Sandworms of Dune - Brian Herbert [157]
Musing, Erasmus looked from Paul to Paolo. “Although genetically identical, you two have slightly different ages, memories, and experiences. Our Paolo is technically a clone, grown from blood cells preserved on a dagger. But this other Paul Atreides—what is the origin of your cells? Where did the Tleilaxu find them?”
“I don’t know,” Paul said. According to Duncan, the elderly man and woman had begun their merciless pursuit well before anyone had suggested the ghola project, before old Scytale revealed his nullentropy capsule. How could the evermind have known that Paul would reappear here? Had the machines rigged a complex game? Had the sentient machines developed an artificial but sophisticated form of prescience?
Erasmus made a humming sound. “Even so, I believe you each have the potential to be the Kwisatz Haderach we need. But which of you will prove superior and achieve it?”
“It’s me.” Paolo strutted around. “We all know that.” Obviously the younger boy had been raised with a belief in his role, so that his head was filled with confidence—though it was a confidence born of true skill, not one arising from imagination.
“And how will that be determined?” Jessica asked, looking at both Pauls, weighing them with her eyes.
A side door flowed open near the fountain that sprayed molten metal, and a man in a black one-piece suit emerged carrying an ornate bloodwood box topped with a smaller wrapped package. He was gaunt, with bland features.
“Khrone, there you are! We have been waiting.”

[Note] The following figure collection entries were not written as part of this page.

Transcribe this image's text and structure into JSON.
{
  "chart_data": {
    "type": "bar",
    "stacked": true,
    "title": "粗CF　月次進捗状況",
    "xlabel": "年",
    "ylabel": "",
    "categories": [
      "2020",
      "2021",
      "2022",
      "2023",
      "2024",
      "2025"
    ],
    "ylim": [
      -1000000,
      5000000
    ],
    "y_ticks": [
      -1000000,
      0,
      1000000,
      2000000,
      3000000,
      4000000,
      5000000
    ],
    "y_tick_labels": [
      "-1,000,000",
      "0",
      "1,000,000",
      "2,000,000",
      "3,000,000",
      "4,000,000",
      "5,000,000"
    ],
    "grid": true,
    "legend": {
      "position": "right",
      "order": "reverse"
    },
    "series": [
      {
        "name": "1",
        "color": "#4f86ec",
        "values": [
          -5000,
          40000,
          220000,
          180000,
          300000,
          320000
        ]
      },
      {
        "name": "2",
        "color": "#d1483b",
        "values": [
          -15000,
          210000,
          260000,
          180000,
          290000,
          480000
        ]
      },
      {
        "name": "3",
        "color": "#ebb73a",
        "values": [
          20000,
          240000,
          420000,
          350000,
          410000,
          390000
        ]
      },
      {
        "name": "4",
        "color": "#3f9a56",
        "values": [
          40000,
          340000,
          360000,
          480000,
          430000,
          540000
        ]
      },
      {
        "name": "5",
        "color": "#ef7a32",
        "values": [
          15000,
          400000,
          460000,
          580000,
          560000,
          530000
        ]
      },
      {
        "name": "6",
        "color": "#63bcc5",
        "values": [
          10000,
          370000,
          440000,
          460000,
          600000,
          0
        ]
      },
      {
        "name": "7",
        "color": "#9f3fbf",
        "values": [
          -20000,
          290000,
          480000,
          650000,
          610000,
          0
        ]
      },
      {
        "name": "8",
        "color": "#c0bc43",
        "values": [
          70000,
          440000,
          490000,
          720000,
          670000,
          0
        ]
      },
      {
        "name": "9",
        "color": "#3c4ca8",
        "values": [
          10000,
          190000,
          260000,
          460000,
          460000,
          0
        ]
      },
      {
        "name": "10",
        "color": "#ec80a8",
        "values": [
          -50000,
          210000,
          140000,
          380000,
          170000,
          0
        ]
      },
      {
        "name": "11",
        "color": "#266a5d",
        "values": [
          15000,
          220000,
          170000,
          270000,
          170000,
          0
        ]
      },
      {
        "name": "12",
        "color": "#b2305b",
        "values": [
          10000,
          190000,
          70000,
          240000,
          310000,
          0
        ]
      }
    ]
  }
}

“I am here, Lord Omnius.” The man glanced at the assemblage and then, either in surrender or a flash of independence, his unremarkable human features faded away to reveal him as a pale and sunken-eyed Face Dancer. Setting the box aside, he carefully unwrapped the translucent fabric of the small package to reveal a brownish-blue paste flecked with gold spangles.
“This is a concentrated and unusually potent form of spice.” The Face Dancer rubbed his fingertips and lifted them to his inhuman nose, as if the smell pleased him. “Harvested from a modified worm that grows in the oceans of Buzzell. It will not be long before the witches understand and begin their own operations there to capture the worms and extract the spice. At the moment, though, I hold the only sample of this ultraspice. Its sheer power should be sufficient to plunge the Kwisatz Haderach—one of you—into a perfect prescient trance. You will achieve powers that only prophecy could predict. You will see everything, know everything, and become the key to the culmination of Kralizec.”

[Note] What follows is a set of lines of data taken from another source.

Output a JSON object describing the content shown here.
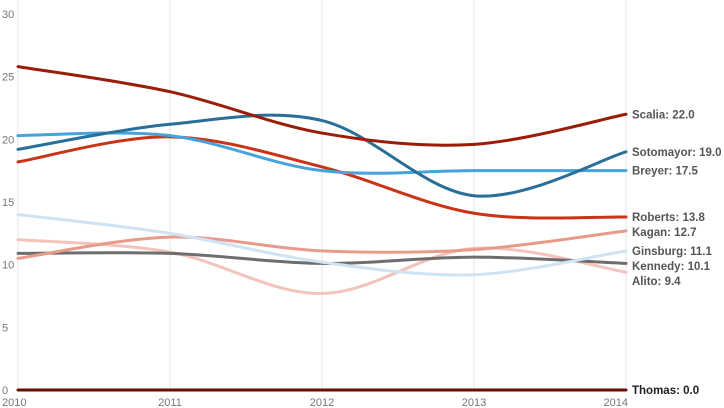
{
  "chart_data": {
    "type": "line",
    "x": [
      2010,
      2011,
      2012,
      2013,
      2014
    ],
    "x_tick_labels": [
      "2010",
      "2011",
      "2012",
      "2013",
      "2014"
    ],
    "y_tick_labels": [
      "0",
      "5",
      "10",
      "15",
      "20",
      "25",
      "30"
    ],
    "y_ticks": [
      0,
      5,
      10,
      15,
      20,
      25,
      30
    ],
    "xlim": [
      2010,
      2014
    ],
    "ylim": [
      0,
      30
    ],
    "grid": "vertical",
    "title": "",
    "xlabel": "",
    "ylabel": "",
    "series": [
      {
        "name": "Thomas",
        "label": "Thomas: 0.0",
        "color": "#6b0f05",
        "values": [
          0.0,
          0.0,
          0.0,
          0.0,
          0.0
        ]
      },
      {
        "name": "Alito",
        "label": "Alito: 9.4",
        "color": "#f3c4bb",
        "values": [
          12.0,
          11.0,
          7.7,
          11.3,
          9.4
        ]
      },
      {
        "name": "Kennedy",
        "label": "Kennedy: 10.1",
        "color": "#6e6e6e",
        "values": [
          10.9,
          10.9,
          10.1,
          10.6,
          10.1
        ]
      },
      {
        "name": "Kagan",
        "label": "Kagan: 12.7",
        "color": "#e89b8b",
        "values": [
          10.5,
          12.2,
          11.1,
          11.2,
          12.7
        ]
      },
      {
        "name": "Ginsburg",
        "label": "Ginsburg: 11.1",
        "color": "#cfe3f2",
        "values": [
          14.0,
          12.5,
          10.2,
          9.2,
          11.1
        ]
      },
      {
        "name": "Roberts",
        "label": "Roberts: 13.8",
        "color": "#c93417",
        "values": [
          18.2,
          20.2,
          17.8,
          14.1,
          13.8
        ]
      },
      {
        "name": "Breyer",
        "label": "Breyer: 17.5",
        "color": "#46a3dc",
        "values": [
          20.3,
          20.3,
          17.5,
          17.5,
          17.5
        ]
      },
      {
        "name": "Sotomayor",
        "label": "Sotomayor: 19.0",
        "color": "#2a6f98",
        "values": [
          19.2,
          21.2,
          21.5,
          15.5,
          19.0
        ]
      },
      {
        "name": "Scalia",
        "label": "Scalia: 22.0",
        "color": "#9a1d0a",
        "values": [
          25.8,
          23.8,
          20.5,
          19.6,
          22.0
        ]
      }
    ]
  }
}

Erasmus spoke, sounding almost cheery. “After observing how the human race has ruined things without us around to maintain order, the universe definitely needs changing.” The robot picked up the bloodwood box and raised the finely etched lid. Inside lay an ornate, gold-hilted dagger, which he picked up with something like reverence. A smear of old blood remained on the blade.
Behind Paul, his mother gasped. “I know that dagger! It’s as clear and fresh in my mind as if I just saw it. Emperor Shaddam himself presented it to Duke Leto as a gift, and years later at Shaddam’s trial Leto gave it back to him.”

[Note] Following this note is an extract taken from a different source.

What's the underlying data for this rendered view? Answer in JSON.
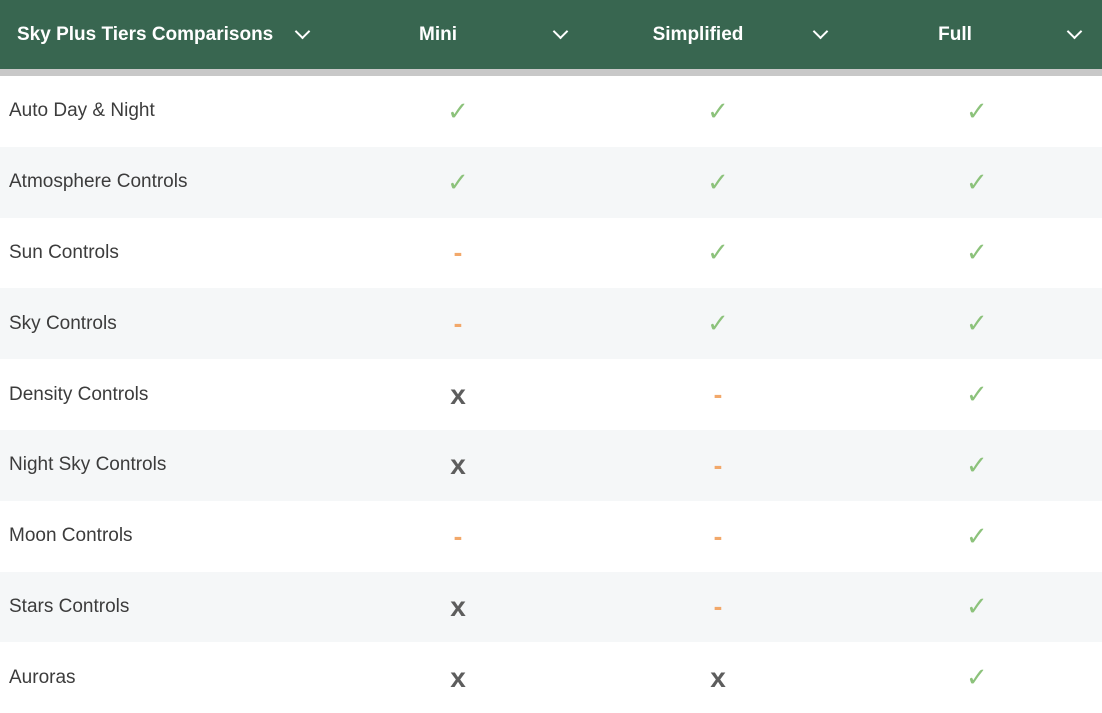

“Oh, there is more than that.” The Baron’s eyes glittered. “I believe the Emperor gave that same dagger to my beloved nephew Feyd-Rautha for his duel with your son. Unfortunately, Feyd didn’t quite succeed in that battle.”
“I love convoluted stories,” Erasmus added. “Later still, Hasimir Fenring stabbed Emperor Muad’Dib with it and nearly killed him. So you see, this dagger has a long and checkered past.” He lifted it, letting the light of the cathedral chamber gleam off the blade. “The perfect weapon to help us make our choice, don’t you think?”
Paul drew the crysknife Chani had made for him from its sheath at his side. The hilt felt warm in his grip, the curved milky blade perfectly balanced. “I have my own weapon.”